2009 murder in New Hampshire, United States

The murder of Kimberly Cates was a thrill killing that attracted national attention in the United States due to the crime's brutality, the randomness by which the home was chosen with intent to murder (the victims and perpetrators did not know each other prior to the home invasion), the apparent lack of remorse, and the perpetrators’ ages.

Teenagers Steven Spader and Christopher Gribble broke into Cates' home, resulting in her death by machete and the severe injury of her 11-year-old daughter. The murder was intended as an initiation rite to a new club known as "The Disciples of Destruction." Spader was the club's founder.

==Incident==
On October 4, 2009, 17-year-old Steven Spader and 19-year-old Christopher Gribble murdered Kimberly Cates (age 42) and severely maimed her 11-year-old daughter, Jaimie, during a home invasion in Mont Vernon, New Hampshire. Both victims were assaulted with a machete. Spader admitted to hacking Kimberly Cates to death with 36 blows to the head and torso.

A former Boy Scout, Spader was a high school dropout who passed the GED high school equivalency exam. Spader had formed a club he called "The Disciples of Destruction" shortly before the murder, from which he recruited his confederates. Spader designed a logo with the initials D.O.D. Spader told his recruits that the home invasion was to be a rite of "initiation" for club members.

==Sentencing==
Both Spader and Gribble were sentenced to life in prison without parole. Two accomplices who accompanied them, William Marks and Quinn Glover, were sentenced to 30-60 years and 20-40 years respectively. A fifth person, Autumn Savoy, was convicted of hiding evidence and lying to investigators.

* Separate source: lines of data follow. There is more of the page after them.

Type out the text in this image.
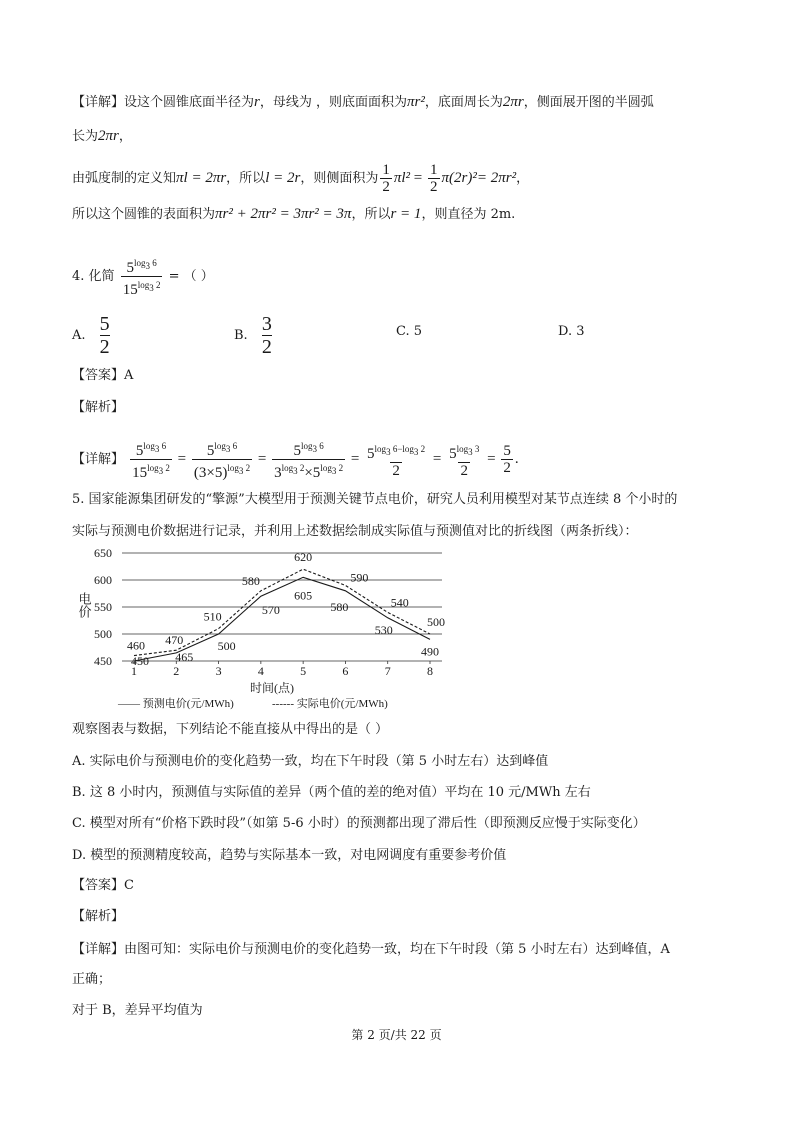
【详解】设这个圆锥底面半径为r，母线为 ，则底面面积为πr²，底面周长为2πr，侧面展开图的半圆弧
长为2πr，
由弧度制的定义知πl = 2πr，所以l = 2r，则侧面积为 $\frac{1}{2} \pi l^2 = \frac{1}{2} \pi(2r)^2= 2\pi r^2$，
所以这个圆锥的表面积为πr² + 2πr² = 3πr² = 3π，所以r = 1，则直径为 2m.
4. 化简 $\frac{5^{log_3 6}}{15^{log_3 2}}$ = （ ）
A. $\frac{5}{2}$	B. $\frac{3}{2}$	C. 5	D. 3
【答案】A
【解析】
【详解】 $\frac{5^{log_3 6}}{15^{log_3 2}} = \frac{5^{log_3 6}}{(3\times 5)^{log_3 2}} = \frac{5^{log_3 6}}{3^{log_3 2}\times 5^{log_3 2}} = \frac{5^{log_3 6-log_3 2}}{2} = \frac{5^{log_3 3}}{2} = \frac{5}{2}$ .
5. 国家能源集团研发的“擎源”大模型用于预测关键节点电价，研究人员利用模型对某节点连续 8 个小时的
实际与预测电价数据进行记录，并利用上述数据绘制成实际值与预测值对比的折线图（两条折线）：
450
500
550
600
650
1	2	3	4	5	6	7	8
450 465
500
570
605
580
530
490
460 470
510
580
620
590
540
500
电价
时间(点)
—— 预测电价(元/MWh)	------ 实际电价(元/MWh)
观察图表与数据，下列结论不能直接从中得出的是（ ）
A. 实际电价与预测电价的变化趋势一致，均在下午时段（第 5 小时左右）达到峰值
B. 这 8 小时内，预测值与实际值的差异（两个值的差的绝对值）平均在 10 元/MWh 左右
C. 模型对所有“价格下跌时段”（如第 5-6 小时）的预测都出现了滞后性（即预测反应慢于实际变化）
D. 模型的预测精度较高，趋势与实际基本一致，对电网调度有重要参考价值
【答案】C
【解析】
【详解】由图可知：实际电价与预测电价的变化趋势一致，均在下午时段（第 5 小时左右）达到峰值，A
正确；
对于 B，差异平均值为
第 2 页/共 22 页
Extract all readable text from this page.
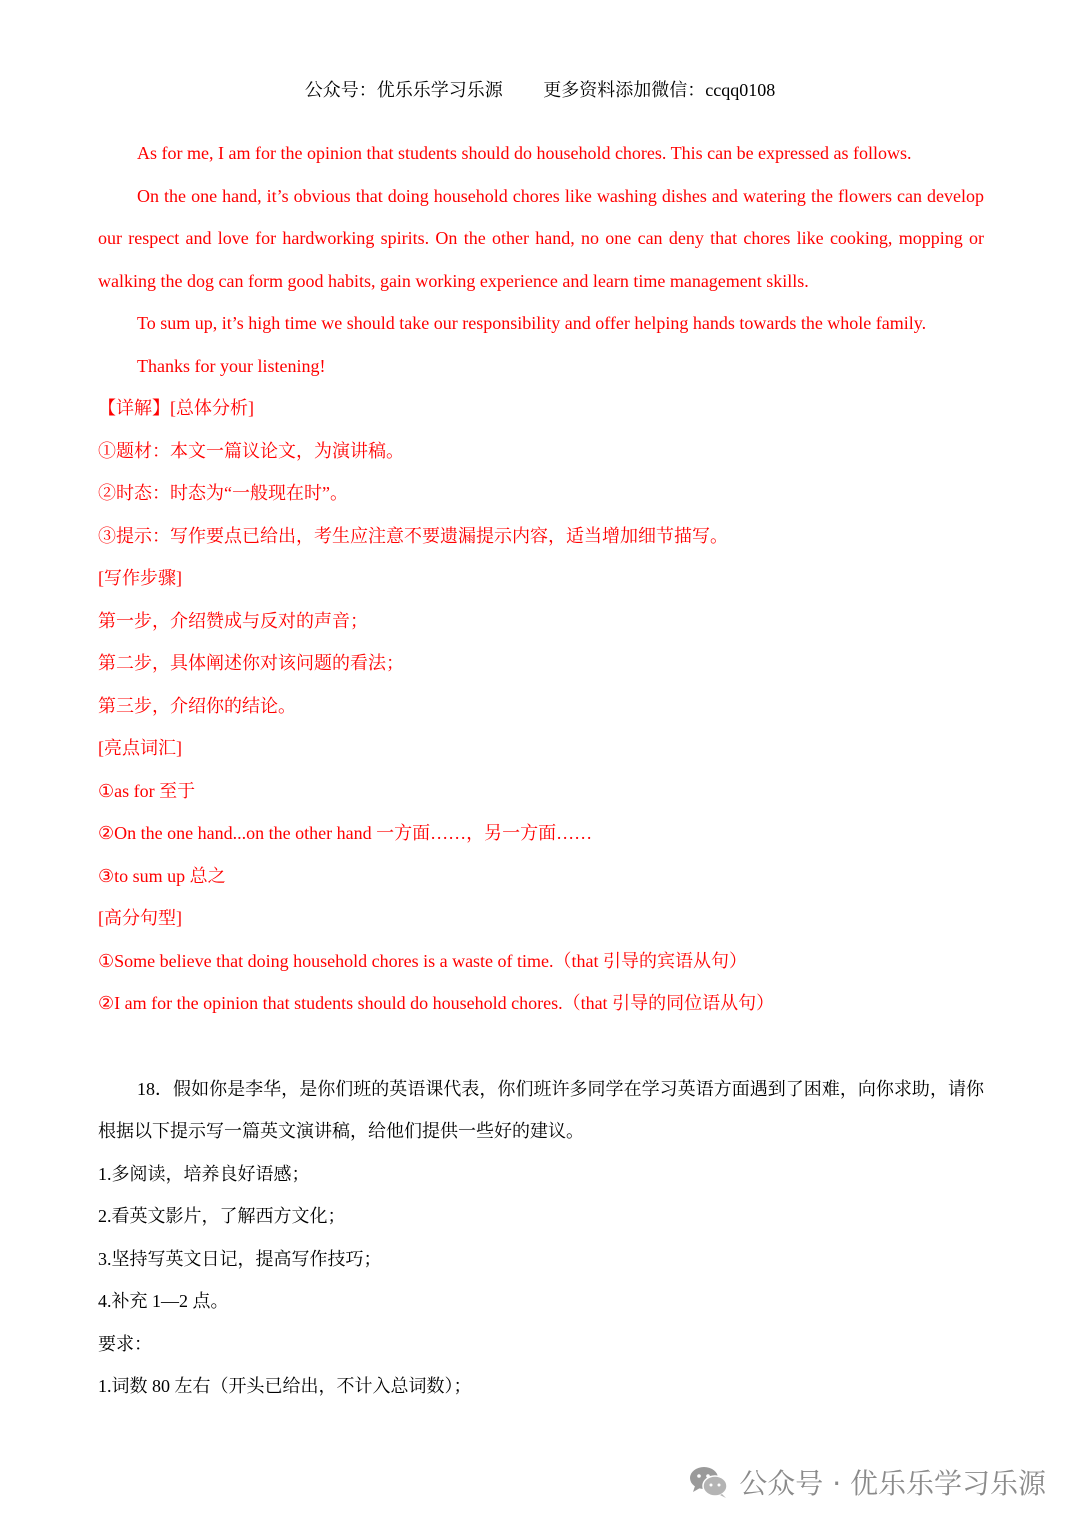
公众号：优乐乐学习乐源 更多资料添加微信：ccqq0108

As for me, I am for the opinion that students should do household chores. This can be expressed as follows.

On the one hand, it’s obvious that doing household chores like washing dishes and watering the flowers can develop our respect and love for hardworking spirits. On the other hand, no one can deny that chores like cooking, mopping or walking the dog can form good habits, gain working experience and learn time management skills.

To sum up, it’s high time we should take our responsibility and offer helping hands towards the whole family.

Thanks for your listening!

【详解】[总体分析]

①题材：本文一篇议论文，为演讲稿。

②时态：时态为“一般现在时”。

③提示：写作要点已给出，考生应注意不要遗漏提示内容，适当增加细节描写。

[写作步骤]

第一步，介绍赞成与反对的声音；

第二步，具体阐述你对该问题的看法；

第三步，介绍你的结论。

[亮点词汇]

①as for 至于

②On the one hand...on the other hand 一方面……，另一方面……

③to sum up 总之

[高分句型]

①Some believe that doing household chores is a waste of time.（that 引导的宾语从句）

②I am for the opinion that students should do household chores.（that 引导的同位语从句）

18．假如你是李华，是你们班的英语课代表，你们班许多同学在学习英语方面遇到了困难，向你求助，请你根据以下提示写一篇英文演讲稿，给他们提供一些好的建议。

1.多阅读，培养良好语感；

2.看英文影片，了解西方文化；

3.坚持写英文日记，提高写作技巧；

4.补充 1—2 点。

要求：

1.词数 80 左右（开头已给出，不计入总词数）；

公众号 · 优乐乐学习乐源
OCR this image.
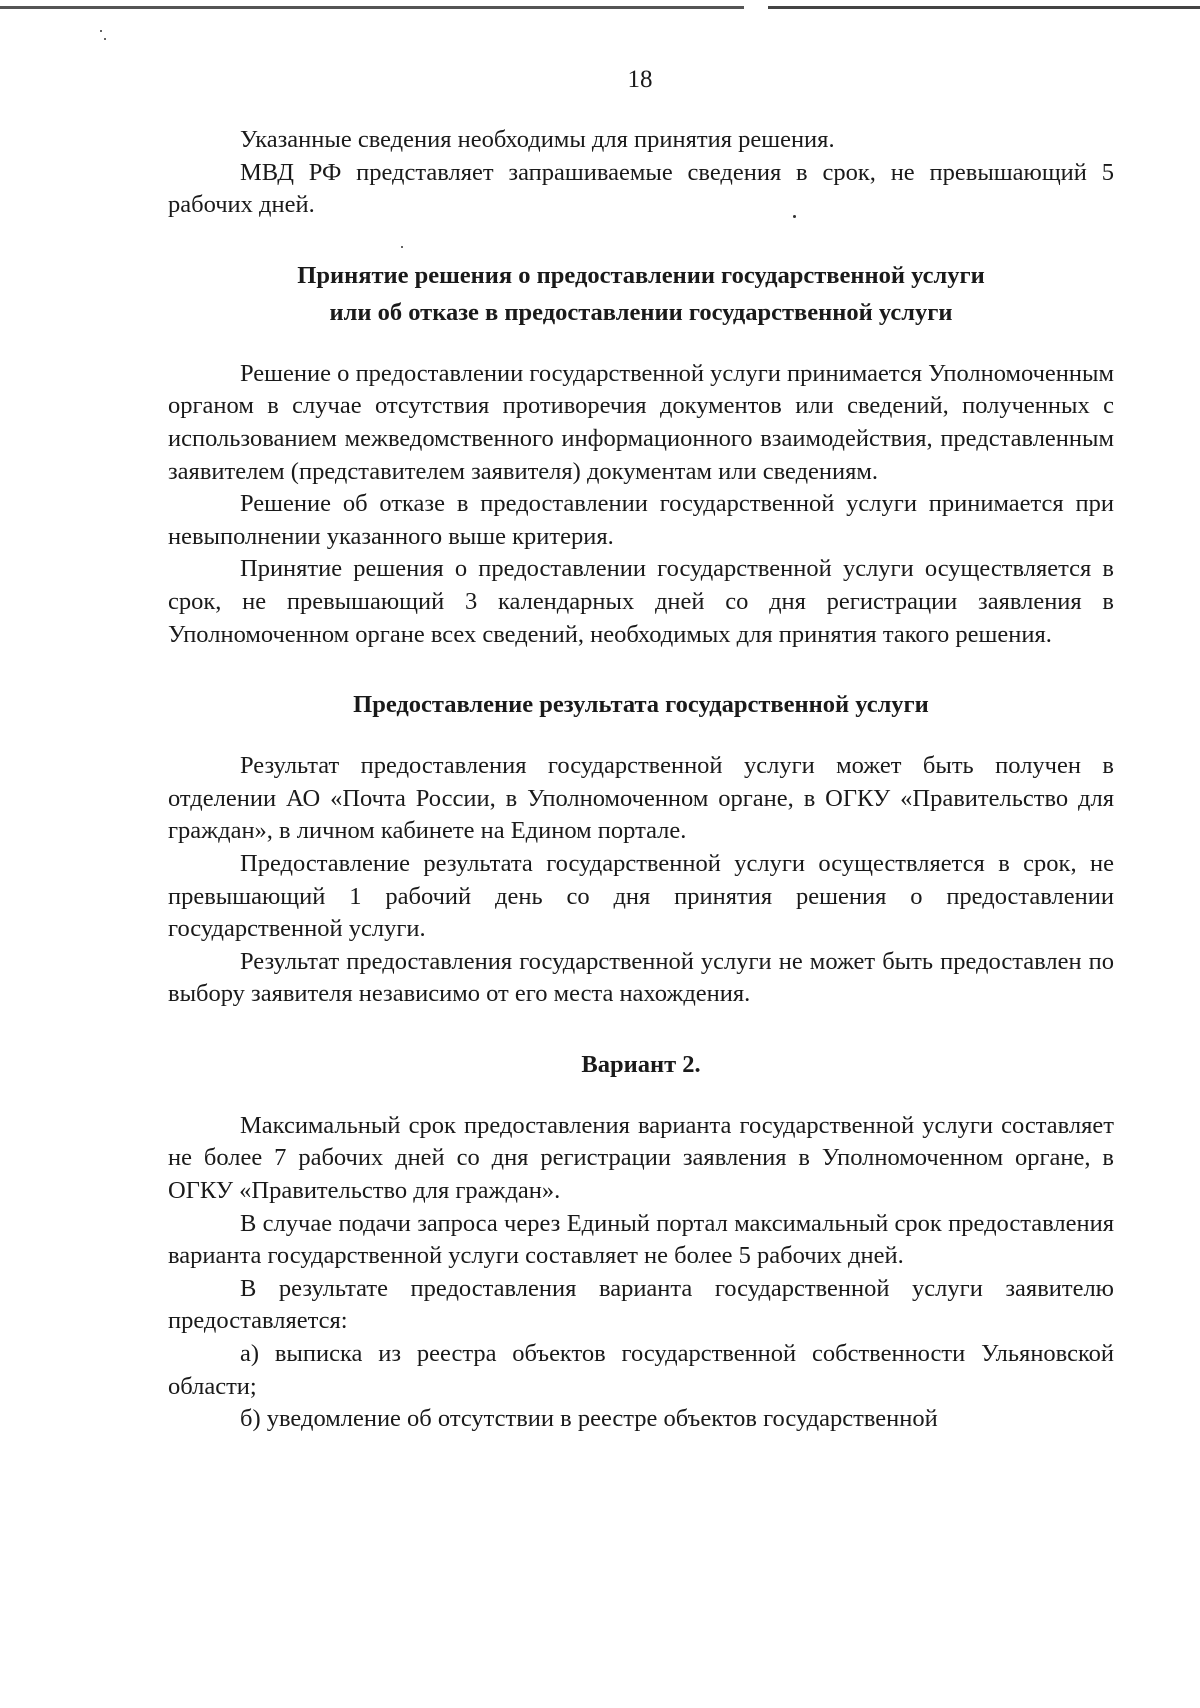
18

Указанные сведения необходимы для принятия решения.

МВД РФ представляет запрашиваемые сведения в срок, не превышающий 5 рабочих дней.

Принятие решения о предоставлении государственной услуги
или об отказе в предоставлении государственной услуги

Решение о предоставлении государственной услуги принимается Уполномоченным органом в случае отсутствия противоречия документов или сведений, полученных с использованием межведомственного информационного взаимодействия, представленным заявителем (представителем заявителя) документам или сведениям.

Решение об отказе в предоставлении государственной услуги принимается при невыполнении указанного выше критерия.

Принятие решения о предоставлении государственной услуги осуществляется в срок, не превышающий 3 календарных дней со дня регистрации заявления в Уполномоченном органе всех сведений, необходимых для принятия такого решения.

Предоставление результата государственной услуги

Результат предоставления государственной услуги может быть получен в отделении АО «Почта России, в Уполномоченном органе, в ОГКУ «Правительство для граждан», в личном кабинете на Едином портале.

Предоставление результата государственной услуги осуществляется в срок, не превышающий 1 рабочий день со дня принятия решения о предоставлении государственной услуги.

Результат предоставления государственной услуги не может быть предоставлен по выбору заявителя независимо от его места нахождения.

Вариант 2.

Максимальный срок предоставления варианта государственной услуги составляет не более 7 рабочих дней со дня регистрации заявления в Уполномоченном органе, в ОГКУ «Правительство для граждан».

В случае подачи запроса через Единый портал максимальный срок предоставления варианта государственной услуги составляет не более 5 рабочих дней.

В результате предоставления варианта государственной услуги заявителю предоставляется:

а) выписка из реестра объектов государственной собственности Ульяновской области;

б) уведомление об отсутствии в реестре объектов государственной
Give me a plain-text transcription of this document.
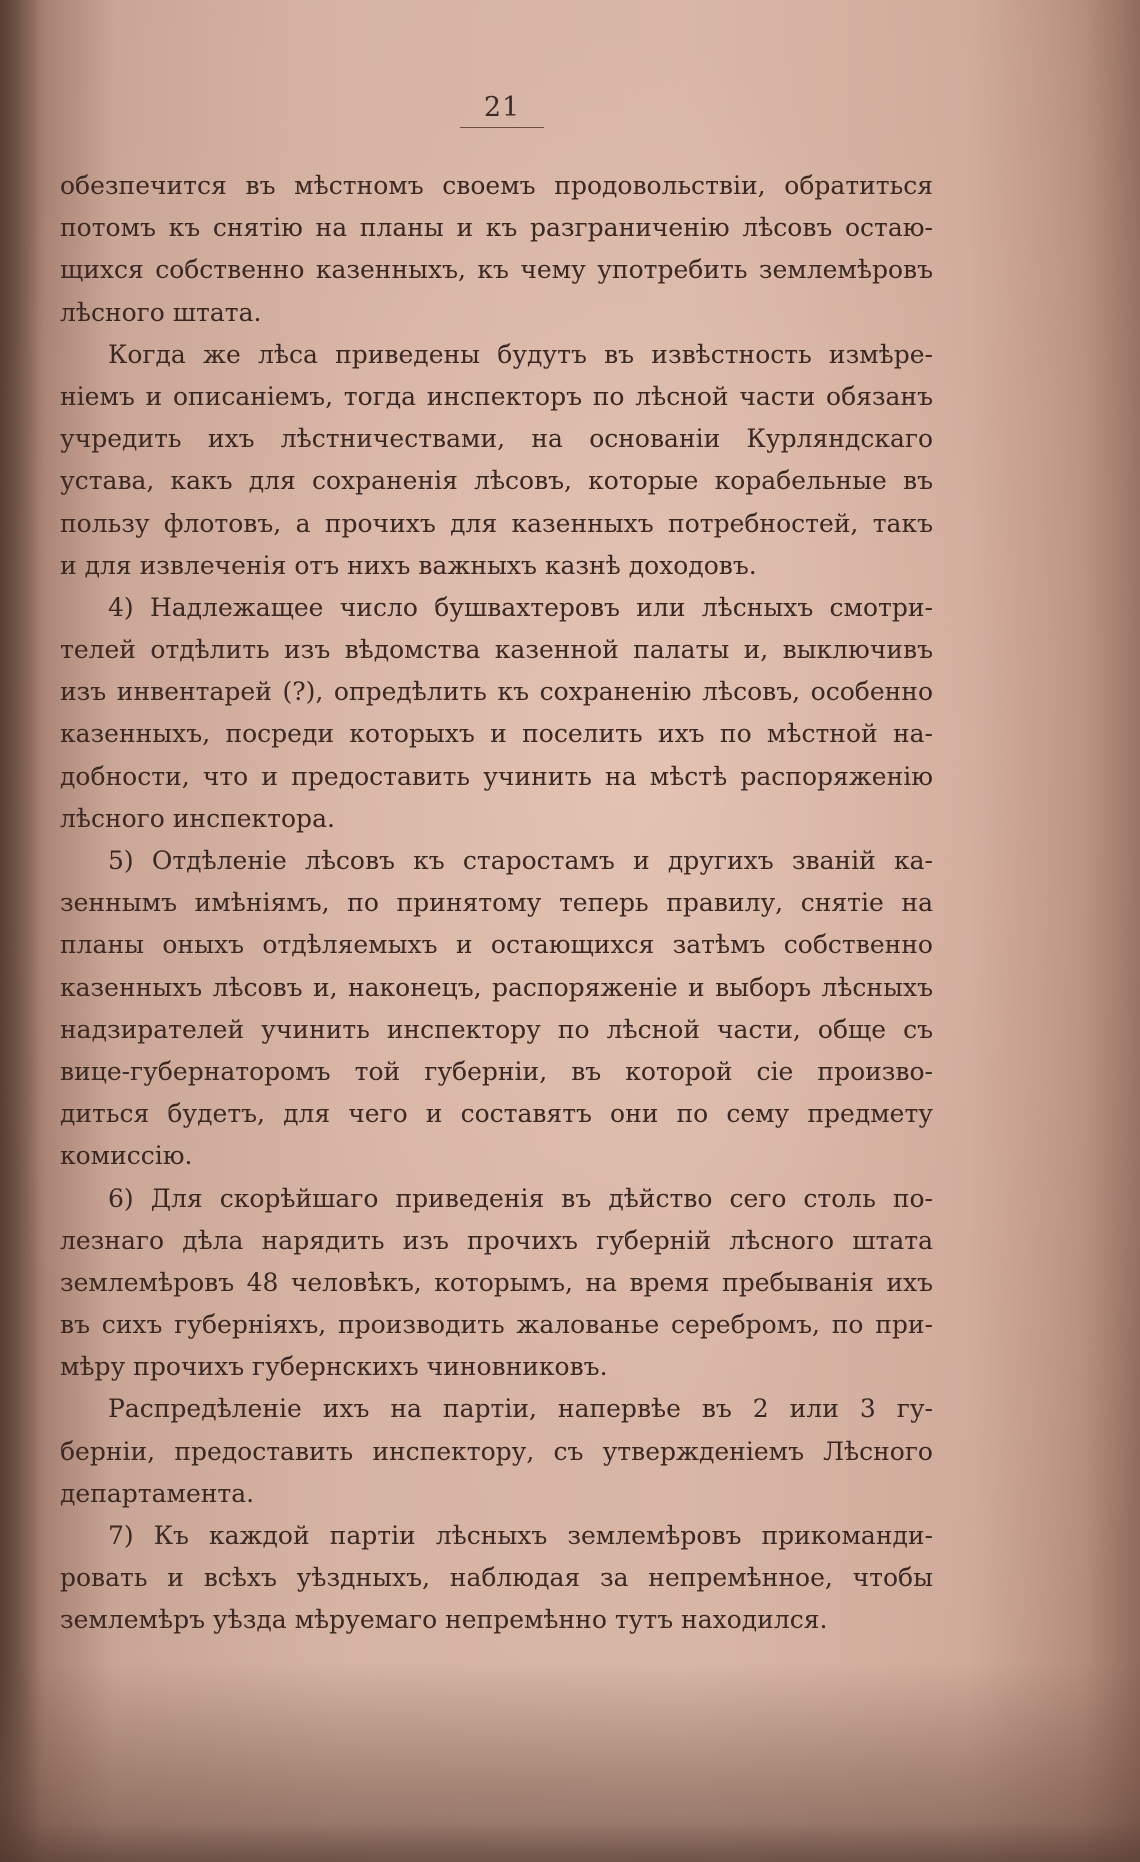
21
обезпечится въ мѣстномъ своемъ продовольствіи, обратиться
потомъ къ снятію на планы и къ разграниченію лѣсовъ остаю-
щихся собственно казенныхъ, къ чему употребить землемѣровъ
лѣсного штата.
Когда же лѣса приведены будутъ въ извѣстность измѣре-
ніемъ и описаніемъ, тогда инспекторъ по лѣсной части обязанъ
учредить ихъ лѣстничествами, на основаніи Курляндскаго
устава, какъ для сохраненія лѣсовъ, которые корабельные въ
пользу флотовъ, а прочихъ для казенныхъ потребностей, такъ
и для извлеченія отъ нихъ важныхъ казнѣ доходовъ.
4) Надлежащее число бушвахтеровъ или лѣсныхъ смотри-
телей отдѣлить изъ вѣдомства казенной палаты и, выключивъ
изъ инвентарей (?), опредѣлить къ сохраненію лѣсовъ, особенно
казенныхъ, посреди которыхъ и поселить ихъ по мѣстной на-
добности, что и предоставить учинить на мѣстѣ распоряженію
лѣсного инспектора.
5) Отдѣленіе лѣсовъ къ старостамъ и другихъ званій ка-
зеннымъ имѣніямъ, по принятому теперь правилу, снятіе на
планы оныхъ отдѣляемыхъ и остающихся затѣмъ собственно
казенныхъ лѣсовъ и, наконецъ, распоряженіе и выборъ лѣсныхъ
надзирателей учинить инспектору по лѣсной части, обще съ
вице-губернаторомъ той губерніи, въ которой сіе произво-
диться будетъ, для чего и составятъ они по сему предмету
комиссію.
6) Для скорѣйшаго приведенія въ дѣйство сего столь по-
лезнаго дѣла нарядить изъ прочихъ губерній лѣсного штата
землемѣровъ 48 человѣкъ, которымъ, на время пребыванія ихъ
въ сихъ губерніяхъ, производить жалованье серебромъ, по при-
мѣру прочихъ губернскихъ чиновниковъ.
Распредѣленіе ихъ на партіи, напервѣе въ 2 или 3 гу-
берніи, предоставить инспектору, съ утвержденіемъ Лѣсного
департамента.
7) Къ каждой партіи лѣсныхъ землемѣровъ прикоманди-
ровать и всѣхъ уѣздныхъ, наблюдая за непремѣнное, чтобы
землемѣръ уѣзда мѣруемаго непремѣнно тутъ находился.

Because of the U.S. Supreme Court's Miller v. Alabama 2012 ruling that limited the sentencing of minors to mandatory life sentences, Spader was granted a new sentencing hearing. Apparently content with his life sentence, Spader informed his attorneys during an April 2013 resentencing hearing that he did not want a reduction in sentence, describing himself as "the most sick and twisted person you'll ever meet". He did not appear at the hearing.

The State of New Hampshire claimed that Spader lacked remorse, considering it "unnecessary" and a form of weakness, and likely would commit more crimes upon release from prison. His sentence of life plus 76 years was upheld. In May 2013, the New Hampshire Supreme Court allowed Spader to drop the appeal of his conviction. His appellate attorney told the press that Spader did not want to appeal for "personal and moral reasons". Spader was moved to New Jersey State Prison in February 2014 and subsequently sustained injuries in a prison fight.

In October 2014, Gribble sought a reduction in his sentence for his non-murder charges based on his young age; the court did not rule immediately.

==Effect==
The murder led to the New Hampshire legislature expanding the crimes punishable by the death penalty to include murder during a home invasion. On May 30, 2019, the state repealed the death penalty, after state senators overrode a veto by Governor Chris Sununu. Prisoners who had been convicted of capital murders committed before that date did not have their sentences commuted to life in prison, as the repeal was not retroactive.